I managed to solve my issue by reinstalling both CoreDNS plugins and VPC CNI and EBS Driver. ... This should be easily fixed by uninstalling all addons, making sure to uninstall ones that are NOT installed through AWS addons console, install them all again and then delete some PVCs if stuck on attaching. ...

These steps may be fine for one off cases, but this isn't feasible for our production environment. I would like to work towards a more durable fix in the ebs-csi-driver application.

j-land commented 1 year ago

@zjalicflw Can you reopen this issue?

torredil commented 1 year ago

Hi @j-land, as a first step, I recommend upgrading to the latest version of the driver, which sets a more sensible default timeout value for the external attacher. See our release notes here for more information: https://github.com/kubernetes-sigs/aws-ebs-csi-driver/blob/master/CHANGELOG.md#v1250.
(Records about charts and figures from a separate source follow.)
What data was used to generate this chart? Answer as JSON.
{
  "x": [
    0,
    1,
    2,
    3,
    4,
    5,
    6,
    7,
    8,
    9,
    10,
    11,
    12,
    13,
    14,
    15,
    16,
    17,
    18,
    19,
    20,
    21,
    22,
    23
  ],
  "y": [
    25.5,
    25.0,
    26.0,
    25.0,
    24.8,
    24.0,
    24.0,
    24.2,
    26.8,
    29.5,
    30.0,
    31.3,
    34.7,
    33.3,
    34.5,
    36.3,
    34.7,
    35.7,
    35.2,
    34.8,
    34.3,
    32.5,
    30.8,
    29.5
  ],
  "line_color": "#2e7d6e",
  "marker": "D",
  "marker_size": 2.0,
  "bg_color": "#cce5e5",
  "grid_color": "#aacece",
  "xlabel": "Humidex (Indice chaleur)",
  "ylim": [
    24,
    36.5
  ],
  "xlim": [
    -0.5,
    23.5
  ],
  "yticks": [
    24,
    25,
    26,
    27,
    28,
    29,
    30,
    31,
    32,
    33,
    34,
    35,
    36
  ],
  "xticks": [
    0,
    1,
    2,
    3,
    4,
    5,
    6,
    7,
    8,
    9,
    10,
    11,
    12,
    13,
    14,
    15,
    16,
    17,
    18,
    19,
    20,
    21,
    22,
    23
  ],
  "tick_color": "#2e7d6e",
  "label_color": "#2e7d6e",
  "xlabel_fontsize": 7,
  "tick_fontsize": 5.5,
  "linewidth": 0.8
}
Beyond that, If you are still running into issues, I'd recommend enabling SDK logs via the sdkDebugLog parameter to help provide further insight into networking or auth related issues. Feel free to open a new issue if you need any help.

j-land commented 1 year ago

@torredil That's helpful, I appreciate it! Hopefully upgrading does the trick, but I'll enable SDK logs to debug if not.

nookseal commented 1 month ago

Does upgrading solved the problem? @j-land